Pierwsza połowa nie zapowiadała tak kiepskiego zakończenia dla puławskiej drużyny. W pewnym momencie tej części gry, po udanej akcji Kacpra Adamskiego, wynik brzmiał 12:6. Co prawda Gwardia za chwilę poderwała się do walki i zmniejszyła straty, ale do przerwy przewaga wydawała się względnie bezpieczna i mogła być przyzwoitą trampoliną do odskoku rywalom.
Tymczasem już pierwsze akcje drugiej połowy pokazały, ze czas spędzony w szatni lepiej wykorzystali Gwardziści, którzy dosyć szybko złapali bezpośredni kontakt bramkowy i udanie go utrzymywali. W 41 min. nieopierzony (rocznik 2005) Piotr Zawadzki, zachowując zimną krew przy rzucie karnym, doprowadził w końcu do remisu.
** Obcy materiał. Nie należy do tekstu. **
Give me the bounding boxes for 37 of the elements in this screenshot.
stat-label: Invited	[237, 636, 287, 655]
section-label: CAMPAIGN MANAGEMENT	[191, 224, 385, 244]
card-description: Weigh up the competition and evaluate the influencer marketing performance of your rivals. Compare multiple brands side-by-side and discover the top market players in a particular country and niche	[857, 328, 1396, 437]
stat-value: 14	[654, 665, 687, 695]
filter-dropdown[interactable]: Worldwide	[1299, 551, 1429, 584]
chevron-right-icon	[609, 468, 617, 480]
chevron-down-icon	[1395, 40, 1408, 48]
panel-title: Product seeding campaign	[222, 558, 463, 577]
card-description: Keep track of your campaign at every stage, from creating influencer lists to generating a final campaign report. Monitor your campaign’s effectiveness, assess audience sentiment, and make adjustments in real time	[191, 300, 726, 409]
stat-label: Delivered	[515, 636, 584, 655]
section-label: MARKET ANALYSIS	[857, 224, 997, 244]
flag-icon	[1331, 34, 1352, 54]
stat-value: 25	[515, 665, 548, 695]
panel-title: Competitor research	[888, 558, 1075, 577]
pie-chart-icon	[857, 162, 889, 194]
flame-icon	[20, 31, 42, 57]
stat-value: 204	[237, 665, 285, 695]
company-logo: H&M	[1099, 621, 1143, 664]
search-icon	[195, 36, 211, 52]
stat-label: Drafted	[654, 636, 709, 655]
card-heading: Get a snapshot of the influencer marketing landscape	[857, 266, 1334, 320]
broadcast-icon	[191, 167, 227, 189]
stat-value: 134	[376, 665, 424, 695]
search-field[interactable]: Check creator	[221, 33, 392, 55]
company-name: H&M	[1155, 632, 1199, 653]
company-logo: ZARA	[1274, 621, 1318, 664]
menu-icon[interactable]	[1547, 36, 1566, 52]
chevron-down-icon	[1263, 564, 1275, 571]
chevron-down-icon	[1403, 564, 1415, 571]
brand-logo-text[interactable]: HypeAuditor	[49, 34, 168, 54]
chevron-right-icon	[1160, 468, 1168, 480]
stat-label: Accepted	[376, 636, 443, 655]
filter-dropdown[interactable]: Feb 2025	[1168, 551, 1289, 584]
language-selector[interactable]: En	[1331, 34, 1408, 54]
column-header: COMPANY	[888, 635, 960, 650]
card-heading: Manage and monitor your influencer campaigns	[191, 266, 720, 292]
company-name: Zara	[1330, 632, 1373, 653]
ZOBACZ WIDEO: #dziejesiewsporcie: partnerka Milika błyszczała w Paryżu
Azotom nie ułatwiało zdania zdarzenie, które miało miejsce 180 sekund później, a o którym tak mówił po meczu Antolak. - Myślę, że duże znaczenie miało wykluczenie z gry Iwna Burzaka (czerwona kartka), który grał na środku obrony. Mamy mało defensorów, a on jest jednym z podstawowych. W końcówce jego pomocy zabrakło.
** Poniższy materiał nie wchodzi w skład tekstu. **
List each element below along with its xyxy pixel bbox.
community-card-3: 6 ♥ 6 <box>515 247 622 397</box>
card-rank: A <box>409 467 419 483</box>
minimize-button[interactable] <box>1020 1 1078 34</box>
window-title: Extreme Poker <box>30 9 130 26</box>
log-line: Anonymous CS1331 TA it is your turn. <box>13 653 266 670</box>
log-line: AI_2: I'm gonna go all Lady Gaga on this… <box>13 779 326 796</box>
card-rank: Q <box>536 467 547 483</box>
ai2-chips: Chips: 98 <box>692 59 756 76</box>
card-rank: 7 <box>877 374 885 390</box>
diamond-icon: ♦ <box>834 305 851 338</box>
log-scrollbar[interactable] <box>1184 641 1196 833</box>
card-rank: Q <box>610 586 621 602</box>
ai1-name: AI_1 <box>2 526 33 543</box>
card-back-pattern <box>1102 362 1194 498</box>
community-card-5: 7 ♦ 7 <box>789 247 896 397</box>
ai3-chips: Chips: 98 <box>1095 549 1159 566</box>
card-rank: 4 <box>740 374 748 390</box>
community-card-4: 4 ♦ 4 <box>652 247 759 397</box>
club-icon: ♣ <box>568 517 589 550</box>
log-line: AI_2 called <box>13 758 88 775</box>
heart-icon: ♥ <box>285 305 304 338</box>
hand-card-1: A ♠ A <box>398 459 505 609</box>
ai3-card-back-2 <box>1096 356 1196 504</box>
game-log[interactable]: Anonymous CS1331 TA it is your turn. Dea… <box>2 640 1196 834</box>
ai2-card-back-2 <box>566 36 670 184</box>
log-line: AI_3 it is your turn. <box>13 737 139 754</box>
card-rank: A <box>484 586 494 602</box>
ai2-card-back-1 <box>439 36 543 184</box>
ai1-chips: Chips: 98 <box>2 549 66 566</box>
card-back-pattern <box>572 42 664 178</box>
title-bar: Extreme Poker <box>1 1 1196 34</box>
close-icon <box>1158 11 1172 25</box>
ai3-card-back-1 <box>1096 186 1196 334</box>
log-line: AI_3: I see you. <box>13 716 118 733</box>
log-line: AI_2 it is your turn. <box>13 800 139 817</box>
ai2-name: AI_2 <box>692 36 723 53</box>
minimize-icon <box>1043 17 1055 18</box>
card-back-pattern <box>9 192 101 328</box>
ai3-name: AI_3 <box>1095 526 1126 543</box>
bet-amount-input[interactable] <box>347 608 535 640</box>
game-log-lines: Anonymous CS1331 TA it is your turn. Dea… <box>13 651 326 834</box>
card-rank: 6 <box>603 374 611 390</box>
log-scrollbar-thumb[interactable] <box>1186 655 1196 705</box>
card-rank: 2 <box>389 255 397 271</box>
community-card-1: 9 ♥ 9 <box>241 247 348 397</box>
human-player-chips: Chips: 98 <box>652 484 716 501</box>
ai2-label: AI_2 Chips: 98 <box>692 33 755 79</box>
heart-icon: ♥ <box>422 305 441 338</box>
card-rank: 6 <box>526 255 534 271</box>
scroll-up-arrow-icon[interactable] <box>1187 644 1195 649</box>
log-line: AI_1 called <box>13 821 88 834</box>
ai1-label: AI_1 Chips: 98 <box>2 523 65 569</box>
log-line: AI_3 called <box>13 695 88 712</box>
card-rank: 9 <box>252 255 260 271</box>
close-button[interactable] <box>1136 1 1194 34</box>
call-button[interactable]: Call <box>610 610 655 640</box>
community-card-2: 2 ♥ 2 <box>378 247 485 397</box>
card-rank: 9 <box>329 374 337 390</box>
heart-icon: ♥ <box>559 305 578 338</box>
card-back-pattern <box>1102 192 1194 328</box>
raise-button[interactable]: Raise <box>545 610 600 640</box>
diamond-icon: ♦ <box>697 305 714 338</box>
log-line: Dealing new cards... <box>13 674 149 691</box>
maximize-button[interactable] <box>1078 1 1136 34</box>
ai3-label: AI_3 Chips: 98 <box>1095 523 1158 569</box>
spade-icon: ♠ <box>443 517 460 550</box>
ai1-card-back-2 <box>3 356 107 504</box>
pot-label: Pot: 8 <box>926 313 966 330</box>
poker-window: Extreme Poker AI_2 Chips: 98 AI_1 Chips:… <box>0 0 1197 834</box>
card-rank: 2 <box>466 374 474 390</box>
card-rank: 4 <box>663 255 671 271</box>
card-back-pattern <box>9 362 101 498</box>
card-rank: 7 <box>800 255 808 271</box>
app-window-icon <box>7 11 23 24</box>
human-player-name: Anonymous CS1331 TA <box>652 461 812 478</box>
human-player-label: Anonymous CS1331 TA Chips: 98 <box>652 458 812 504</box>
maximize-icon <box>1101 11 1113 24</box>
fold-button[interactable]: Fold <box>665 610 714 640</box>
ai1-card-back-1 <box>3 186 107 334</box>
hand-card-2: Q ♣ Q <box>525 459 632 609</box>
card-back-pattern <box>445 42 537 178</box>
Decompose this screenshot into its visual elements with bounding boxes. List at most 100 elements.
Nie można oczywiście przyjąć, że ten fakt, zdecydował o porażce puławian, choć opolanie skrzętnie skorzystali z braku tego zawodnika. Większe pole do działania na pozycji obrotowego zyskał Mateusz Jankowski, który często brał wówczas odpowiedzialność za wynik. Za to u puławian jedynym nominalnym graczem pozostał Kelian Janikowski.
Problem, który trapił Azoty i miał fatalne skutki był zdaniem trenera Lisa, był następujący: - Nie pamiętam kiedy zmarnowaliśmy tyle sytuacji sam na sam z bramkarzem, jak to miało miejsce w drugiej połowie. Rozumiałbym gdyby były to rzuty z drugiej linii, ale te nie stuprocentowe z szóstego metra. Nie trafialiśmy w bramkę - powiedział.
Na koniec pomeczowej rozmowy dla mediów pozostawił realną ocenę sytuacji. - Trudno, trzeba tę porażkę przeżyć, wyciągnąć wnioski i zastanowić się co dalej, bo nie ma sensu rozdzierać szat. Wiemy, że potrafimy grać. Szkoda tylko punktów. Niestety w lidze można grać słabo, ale zdobywać je trzeba.